BRASILEIRO É LOUCO POR FUTEBOL

Carlos Braz, 10 de Outubro , 2020 - Atualizado em 11 de Outubro, 2020

 

 

 

BRASILEIRO É LOUCO POR FUTEBOL 

Por Carlos Braz

 

O brasileiro é apaixonado por futebol, e em nome desse sentimento são capazes de tudo.  Arriscam seus empregos, contraem dívidas, tatuam símbolos em seus corpos, começam e terminam casos de amor e mudam os destinos de suas vidas. Tamanho ardor, muitas vezes desperta instintos que vão de encontro à civilidade, atingindo um patamar imensurável e incompreensível para alguns. Até mesmo os poucos que não simpatizam pelo esporte são, em alguns momentos, envolvidos por ele, especialmente em disputas internacionais, momento em que, como dizia o escritor e dramaturgo Nelson Rodrigues, “a seleção é a pátria de chuteiras”.

Somos milhões de treinadores especializados em técnicas e táticas, na criação de leis e vocabulário específico, aprovado e compreendido por todos.  O primeiro desses mandamentos diz que em time que está ganhando não se mexe. Muitos “professores” perderam seus cargos por não cumprirem essa lei. Mas o imponderável está sempre à espreita. E é isso que faz do futebol um esporte inigualável.

Domingo, faça chuva ou faça sol, no Brasil é dia de bola rolando. Seja nas grandes metrópoles ou nos rincões mais afastados da pátria verde e amarela o frenesi é o mesmo, e a idolatria clubista é prioridade.

O dia vinte e um de março de 1965 foi inesquecível para os amantes do futebol amador. Os dois clubes do Bairro Getúlio Vargas, Esporte Clube Tobias Barreto e o Corinthians Esporte Clube se enfrentariam no prélio decisivo do campeonato. Era a primeira vez que os tradicionais rivais se encontravam em uma final, porém, outros fatores excepcionais tornavam aquele jogo único: seria transmitido pelas ondas da PRJ-6, Rádio Difusora de Sergipe, sob ordens expressas do governador de então, interessado nos votos que a ação benemérita lhe renderia nas próximas eleições.

Além disso, detrás dos microfones estariam dois ícones do radiofonismo esportivo sergipano: Silva Lima na narração e José Eugenio de Jesus como comentarista. No fundo de gol, o primeiro e único repórter fanho do rádio mundial, o famoso Ton Ron-Ron. E para completar o brilho do espetáculo, o jogo seria apitado pelo lendário Roberto Bigodinho, o melhor árbitro da Federação Sergipana de Futebol, reconhecido ante sua conduta acima de qualquer suspeita.

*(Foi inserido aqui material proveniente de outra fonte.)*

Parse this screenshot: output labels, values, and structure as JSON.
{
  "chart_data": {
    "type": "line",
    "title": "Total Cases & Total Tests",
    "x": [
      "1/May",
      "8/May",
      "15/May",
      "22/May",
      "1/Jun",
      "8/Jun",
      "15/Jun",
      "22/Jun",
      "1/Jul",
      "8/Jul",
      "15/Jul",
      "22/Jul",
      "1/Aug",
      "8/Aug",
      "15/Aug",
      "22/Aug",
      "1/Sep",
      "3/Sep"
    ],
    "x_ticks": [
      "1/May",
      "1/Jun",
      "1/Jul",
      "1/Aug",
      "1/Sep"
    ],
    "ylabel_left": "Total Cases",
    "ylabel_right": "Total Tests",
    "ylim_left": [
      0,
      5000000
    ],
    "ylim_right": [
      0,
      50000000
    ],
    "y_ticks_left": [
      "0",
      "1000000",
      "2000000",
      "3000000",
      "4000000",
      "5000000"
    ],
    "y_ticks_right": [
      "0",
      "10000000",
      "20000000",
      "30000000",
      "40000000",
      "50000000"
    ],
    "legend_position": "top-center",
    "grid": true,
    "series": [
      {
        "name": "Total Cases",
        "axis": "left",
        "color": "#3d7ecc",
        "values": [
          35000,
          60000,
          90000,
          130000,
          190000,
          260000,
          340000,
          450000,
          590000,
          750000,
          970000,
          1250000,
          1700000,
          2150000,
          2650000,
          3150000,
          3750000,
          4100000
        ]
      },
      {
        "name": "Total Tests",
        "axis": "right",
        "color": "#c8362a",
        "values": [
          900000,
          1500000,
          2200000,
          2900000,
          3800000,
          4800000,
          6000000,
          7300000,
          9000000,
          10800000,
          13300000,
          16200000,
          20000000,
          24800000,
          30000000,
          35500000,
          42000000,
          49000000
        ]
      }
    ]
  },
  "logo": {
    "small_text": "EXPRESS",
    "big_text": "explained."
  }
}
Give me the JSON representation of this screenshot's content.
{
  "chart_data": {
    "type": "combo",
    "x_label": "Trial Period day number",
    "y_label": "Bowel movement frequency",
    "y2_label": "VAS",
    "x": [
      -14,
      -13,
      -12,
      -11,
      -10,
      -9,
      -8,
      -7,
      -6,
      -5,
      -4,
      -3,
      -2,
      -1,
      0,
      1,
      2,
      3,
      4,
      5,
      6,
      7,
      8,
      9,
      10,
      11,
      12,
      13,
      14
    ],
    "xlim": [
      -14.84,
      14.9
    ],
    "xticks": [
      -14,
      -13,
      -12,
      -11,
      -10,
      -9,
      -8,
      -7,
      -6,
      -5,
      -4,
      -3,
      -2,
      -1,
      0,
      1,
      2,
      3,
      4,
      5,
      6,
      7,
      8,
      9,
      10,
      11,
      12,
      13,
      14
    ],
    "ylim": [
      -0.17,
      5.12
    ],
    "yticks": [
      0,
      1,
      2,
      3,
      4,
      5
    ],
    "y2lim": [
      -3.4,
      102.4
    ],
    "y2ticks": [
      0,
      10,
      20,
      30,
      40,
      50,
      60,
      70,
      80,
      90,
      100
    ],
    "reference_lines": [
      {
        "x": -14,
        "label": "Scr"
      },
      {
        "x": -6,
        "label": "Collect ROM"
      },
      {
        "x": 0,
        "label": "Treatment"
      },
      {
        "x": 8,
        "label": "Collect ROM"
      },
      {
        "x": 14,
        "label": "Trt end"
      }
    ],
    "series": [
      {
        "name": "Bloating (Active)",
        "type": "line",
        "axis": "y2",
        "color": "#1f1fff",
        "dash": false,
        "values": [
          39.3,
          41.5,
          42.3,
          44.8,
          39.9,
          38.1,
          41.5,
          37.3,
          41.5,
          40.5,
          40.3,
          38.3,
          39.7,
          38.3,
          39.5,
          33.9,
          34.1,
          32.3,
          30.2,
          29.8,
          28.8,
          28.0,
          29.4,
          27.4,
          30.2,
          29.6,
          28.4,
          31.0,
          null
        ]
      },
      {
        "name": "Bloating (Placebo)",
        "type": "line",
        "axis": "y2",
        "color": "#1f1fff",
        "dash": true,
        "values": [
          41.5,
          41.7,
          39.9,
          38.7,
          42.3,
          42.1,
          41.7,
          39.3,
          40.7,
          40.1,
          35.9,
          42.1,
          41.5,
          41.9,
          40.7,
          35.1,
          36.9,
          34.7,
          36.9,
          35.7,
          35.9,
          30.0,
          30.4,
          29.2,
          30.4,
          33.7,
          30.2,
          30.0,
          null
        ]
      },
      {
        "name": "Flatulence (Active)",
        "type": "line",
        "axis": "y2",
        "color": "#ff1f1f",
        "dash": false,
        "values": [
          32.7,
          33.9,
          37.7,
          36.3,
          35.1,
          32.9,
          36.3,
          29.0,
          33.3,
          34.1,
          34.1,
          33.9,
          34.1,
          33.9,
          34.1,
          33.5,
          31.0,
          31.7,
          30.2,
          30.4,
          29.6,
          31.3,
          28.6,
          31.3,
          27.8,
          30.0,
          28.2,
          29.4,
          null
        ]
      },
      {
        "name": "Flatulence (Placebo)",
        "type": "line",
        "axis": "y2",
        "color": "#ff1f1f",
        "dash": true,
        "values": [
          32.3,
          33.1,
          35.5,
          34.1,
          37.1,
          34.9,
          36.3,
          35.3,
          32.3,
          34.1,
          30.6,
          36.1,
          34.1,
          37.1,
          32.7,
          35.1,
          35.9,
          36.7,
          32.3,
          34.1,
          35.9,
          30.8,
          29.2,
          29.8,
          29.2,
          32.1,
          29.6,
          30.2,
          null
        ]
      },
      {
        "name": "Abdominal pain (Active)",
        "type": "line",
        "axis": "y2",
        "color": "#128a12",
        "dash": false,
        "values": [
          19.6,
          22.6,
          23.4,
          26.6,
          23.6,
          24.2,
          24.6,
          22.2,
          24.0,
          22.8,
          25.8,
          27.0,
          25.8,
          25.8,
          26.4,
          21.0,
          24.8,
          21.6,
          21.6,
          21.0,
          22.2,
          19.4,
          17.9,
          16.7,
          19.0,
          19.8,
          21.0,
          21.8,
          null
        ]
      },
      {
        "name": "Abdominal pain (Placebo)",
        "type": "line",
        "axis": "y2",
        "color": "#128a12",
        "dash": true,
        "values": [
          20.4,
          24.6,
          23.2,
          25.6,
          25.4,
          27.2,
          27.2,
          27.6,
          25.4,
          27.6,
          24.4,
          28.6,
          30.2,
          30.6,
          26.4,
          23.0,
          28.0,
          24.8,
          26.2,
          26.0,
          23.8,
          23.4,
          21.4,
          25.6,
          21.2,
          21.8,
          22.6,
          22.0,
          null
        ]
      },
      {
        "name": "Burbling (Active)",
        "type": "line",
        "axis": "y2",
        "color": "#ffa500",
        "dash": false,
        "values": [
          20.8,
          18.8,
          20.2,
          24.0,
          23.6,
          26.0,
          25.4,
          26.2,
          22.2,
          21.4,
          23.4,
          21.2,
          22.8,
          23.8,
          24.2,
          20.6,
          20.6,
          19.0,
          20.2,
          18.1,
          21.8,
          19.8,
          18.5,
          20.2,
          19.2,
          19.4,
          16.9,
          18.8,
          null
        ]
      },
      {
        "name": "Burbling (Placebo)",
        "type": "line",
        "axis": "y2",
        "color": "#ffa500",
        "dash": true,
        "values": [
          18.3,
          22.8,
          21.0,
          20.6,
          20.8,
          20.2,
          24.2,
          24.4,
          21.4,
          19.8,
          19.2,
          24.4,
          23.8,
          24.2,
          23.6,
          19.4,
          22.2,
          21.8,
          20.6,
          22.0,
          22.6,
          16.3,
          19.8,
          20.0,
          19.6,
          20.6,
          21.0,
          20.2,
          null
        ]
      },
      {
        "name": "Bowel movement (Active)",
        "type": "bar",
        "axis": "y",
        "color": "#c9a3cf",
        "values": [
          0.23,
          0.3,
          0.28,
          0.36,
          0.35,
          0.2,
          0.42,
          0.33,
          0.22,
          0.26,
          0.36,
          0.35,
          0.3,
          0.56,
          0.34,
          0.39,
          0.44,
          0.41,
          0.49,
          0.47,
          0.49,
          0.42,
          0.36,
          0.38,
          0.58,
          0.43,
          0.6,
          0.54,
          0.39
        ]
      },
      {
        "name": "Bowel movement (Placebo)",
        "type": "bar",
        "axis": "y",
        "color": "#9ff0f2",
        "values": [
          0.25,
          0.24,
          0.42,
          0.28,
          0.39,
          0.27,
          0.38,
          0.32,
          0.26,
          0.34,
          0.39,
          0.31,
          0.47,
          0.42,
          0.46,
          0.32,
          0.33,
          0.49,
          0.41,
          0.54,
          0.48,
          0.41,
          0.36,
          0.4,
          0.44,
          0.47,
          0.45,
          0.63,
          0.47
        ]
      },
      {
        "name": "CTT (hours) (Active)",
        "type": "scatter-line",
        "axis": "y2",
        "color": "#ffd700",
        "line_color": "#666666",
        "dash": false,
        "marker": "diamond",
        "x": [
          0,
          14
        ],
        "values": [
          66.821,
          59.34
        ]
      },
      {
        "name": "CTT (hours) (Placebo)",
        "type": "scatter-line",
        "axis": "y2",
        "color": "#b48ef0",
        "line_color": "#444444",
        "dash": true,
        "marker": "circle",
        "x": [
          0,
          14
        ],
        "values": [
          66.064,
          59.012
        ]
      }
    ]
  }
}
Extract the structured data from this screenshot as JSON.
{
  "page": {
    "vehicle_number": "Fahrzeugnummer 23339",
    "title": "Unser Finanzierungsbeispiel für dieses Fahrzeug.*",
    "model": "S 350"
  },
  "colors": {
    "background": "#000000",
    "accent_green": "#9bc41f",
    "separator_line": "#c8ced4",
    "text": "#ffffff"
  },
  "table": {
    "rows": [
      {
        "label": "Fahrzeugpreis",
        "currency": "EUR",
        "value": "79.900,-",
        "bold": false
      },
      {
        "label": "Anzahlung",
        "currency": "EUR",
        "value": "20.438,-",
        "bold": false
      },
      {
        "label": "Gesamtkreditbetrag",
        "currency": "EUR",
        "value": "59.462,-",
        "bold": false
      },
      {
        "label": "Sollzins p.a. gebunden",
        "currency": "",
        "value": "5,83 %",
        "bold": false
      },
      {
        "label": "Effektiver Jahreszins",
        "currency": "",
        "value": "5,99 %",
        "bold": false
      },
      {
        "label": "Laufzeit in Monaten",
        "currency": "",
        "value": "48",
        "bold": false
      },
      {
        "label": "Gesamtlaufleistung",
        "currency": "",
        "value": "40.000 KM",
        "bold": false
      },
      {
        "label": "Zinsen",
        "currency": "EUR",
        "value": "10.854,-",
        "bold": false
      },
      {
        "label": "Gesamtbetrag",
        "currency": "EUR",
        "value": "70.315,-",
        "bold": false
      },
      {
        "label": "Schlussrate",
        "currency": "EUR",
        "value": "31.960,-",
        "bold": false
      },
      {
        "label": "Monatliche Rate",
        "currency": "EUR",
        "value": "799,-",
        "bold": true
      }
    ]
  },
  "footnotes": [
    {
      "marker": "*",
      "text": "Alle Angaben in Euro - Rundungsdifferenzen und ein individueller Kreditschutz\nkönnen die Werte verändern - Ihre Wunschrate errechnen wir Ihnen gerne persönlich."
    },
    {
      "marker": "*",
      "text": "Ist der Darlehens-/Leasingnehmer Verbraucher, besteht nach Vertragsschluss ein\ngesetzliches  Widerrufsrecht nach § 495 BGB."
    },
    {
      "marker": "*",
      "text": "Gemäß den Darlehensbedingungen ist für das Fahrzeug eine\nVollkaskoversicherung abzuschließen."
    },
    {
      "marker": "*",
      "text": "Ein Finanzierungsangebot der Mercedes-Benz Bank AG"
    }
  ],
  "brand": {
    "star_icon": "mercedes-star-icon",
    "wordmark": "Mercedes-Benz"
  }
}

Durante a semana que antecedeu o clássico não se falava em outra assunto e a empolgação tomou conta dos bares e cabarés da Rua do Bonfim e arredores, bem como de toda cidade, diante do ineditismo do evento. As apostas alcançavam valores expressivos e os craques envolvidos entraram em concentração com a promessa de uma gratificação arrecadada com os comerciantes da região. Nada de álcool nem excessos sexuais, já que muitos olheiros estariam presentes, o que significava a possibilidade de um contrato como profissional.

Enfim chegou o grande dia. O campo do Tobias não possuía alambrado nem tampouco arquibancada, ficando os torcedores aglomerados nas laterais, pertinho dos craques, sentindo seus cheiros e cantando as jogadas. As 15 horas em ponto iniciou-se a contenda. Sangue suor e lágrimas era o que se esperava dos vinte e dois guerreiros em campo.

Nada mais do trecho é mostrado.